August 20, 2016

Counting Endangered Specie

Ayeyarwady dolphins survey to begin on 5 February

Fishermen catch fish in the Ayeyarwady River with the help of a dolphin.
Fishermen catch fish in the Ayeyarwady River with the help of a dolphin.

THE Myanmar wildlife conservation society will begin its annual survey of Ayeyarwady dolphins on 5th February.
The 10-day long survey will be conducted along the Ayeyarwady River between Mandalay and Bhamo, said U Kyaw Hla Thein, project manager of the dolphin conservation team of the Wildlife Conservation Society (Myanmar) to the Global New Light of Myanmar yesterday.
“We heard that one or two dead dolphins were found in the upper area of the river. We can confirm the number of dolphins only when we finished the survey,” he said.
The survey in January last year found 58 dolphins between Mandalay and Bhamo, which is a drop from 72 in 2004.
The team has been planning to conduct the survey after spotting a rare baby dolphin in a protected area between Mandalay and Kyaukmyaung in September. Dolphin conservationists are now preparing to conduct the annual survey of Ayeyarwady dolphins.

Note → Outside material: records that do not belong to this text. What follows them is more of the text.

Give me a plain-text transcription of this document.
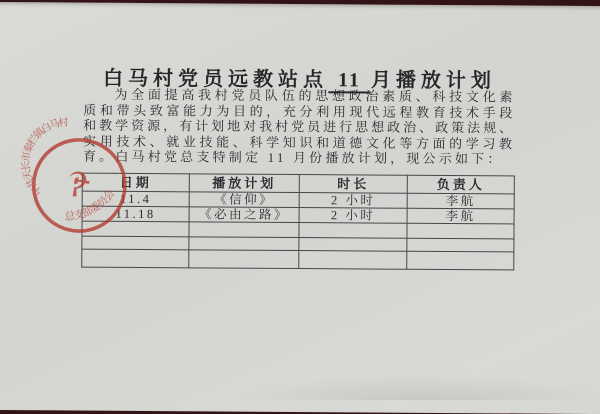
白马村党员远教站点 11 月播放计划
为全面提高我村党员队伍的思想政治素质、科技文化素
质和带头致富能力为目的，充分利用现代远程教育技术手段
和教学资源，有计划地对我村党员进行思想政治、政策法规、
实用技术、就业技能、科学知识和道德文化等方面的学习教
育。白马村党总支特制定 11 月份播放计划，现公示如下：
日期	播放计划	时长	负责人
11.4	《信仰》	2 小时	李航
11.18	《必由之路》	2 小时	李航

中共天长市秦栏镇白马村
总支部委员会
☭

The team spotted the baby dolphin while carrying out conservation efforts in September of 2015. It was the first baby dolphin recorded in 2015.
The team also found three baby dolphins in December 2014.

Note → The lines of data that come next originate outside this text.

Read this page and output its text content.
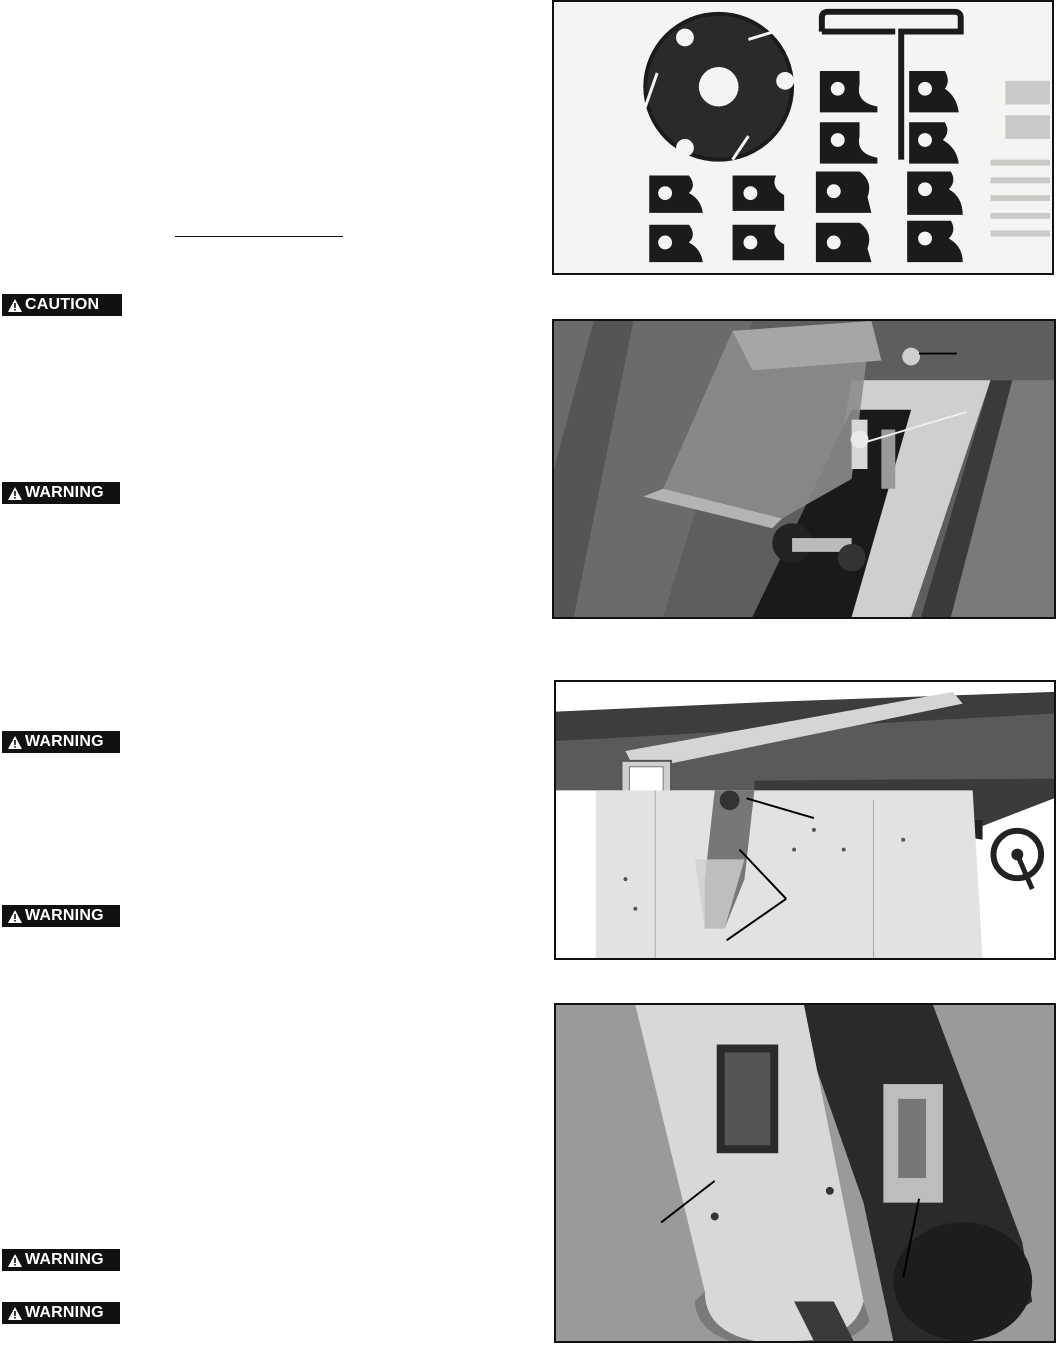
CAUTION
WARNING
WARNING
WARNING
WARNING
WARNING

The Ayeyarwady dolphin is found near sea coasts and in estuaries and rivers around Southeast Asia, especially in Myanmar, Cambodia and Viet Nam.

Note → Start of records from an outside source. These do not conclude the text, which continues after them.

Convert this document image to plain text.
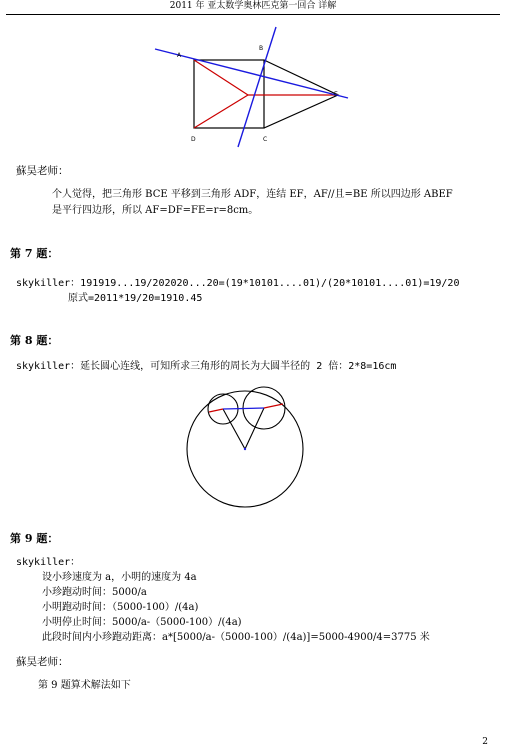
2011 年 亚太数学奥林匹克第一回合 详解
A
B
D	C
E
蘇昊老师：
个人觉得，把三角形 BCE 平移到三角形 ADF，连结 EF，AF//且=BE 所以四边形 ABEF
是平行四边形，所以 AF=DF=FE=r=8cm。
第 7 题：
skykiller：191919...19/202020...20=(19*10101....01)/(20*10101....01)=19/20
原式=2011*19/20=1910.45
第 8 题：
skykiller：延长圆心连线，可知所求三角形的周长为大圆半径的 2 倍：2*8=16cm
第 9 题：
skykiller：
设小珍速度为 a，小明的速度为 4a
小珍跑动时间：5000/a
小明跑动时间：（5000-100）/(4a)
小明停止时间：5000/a-（5000-100）/(4a)
此段时间内小珍跑动距离：a*[5000/a-（5000-100）/(4a)]=5000-4900/4=3775 米
蘇昊老师：
第 9 题算术解法如下
2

WCS annual surveys have shown that the number of the dolphins has increased from 17 or 18 in 2005 to 24 in February last year along a 72 kilometre stretch of the Ayeyarwady River between Mandalay and Kyaukmyaung.
Most of the dead dolphins were found near Bhamo and Katha and were killed by illegal fishing, according to the fisheries department.
Illegal electric-shock fishing is blamed for killing some dolphins, while some were caught in fishing nets.
The International Union for the Conservation of Nature (IUCN) has warned that Irrawaddy dolphins are at risk of extinction. In Myanmar, Ayeyarwady dolphins have been known to drive fish toward fishers using cast nets in return for some of the fishers’ catch.
Now that many fishers on the Ayeyarwady river use illegal battery-shock fishing techniques, the dolphins often also fall prey to electrocution.
Illegal battery-shock fishing is the greatest challenge for conservationists and local authorities in trying to save the endangered species, according to Myanmar’s fisheries department.
The Myanmar government has banned electrofishing nationwide, punishing violators with a three-year prison sentence and a K300,000 fine.
To prevent electro fishing in the river, government authorities and conservationists held a workshop in Mandalay in September last year. During the workshop, the attendees reached an agreement in principle to form a team comprising representatives from the WCS, the Fisheries Department and the police force to patrol the river once every two months.
“The fishermen who use electric shock for fishing do not intend to kill dolphins. Unfortunately, the dolphins follow the fish and die when they are shocked or captured,” U Kyaw Hla Thein said. “We will step up our efforts to educate them.”  Local fishermen also spotted an Irrawaddy dolphin in the country’s Ayeyarwady delta in September.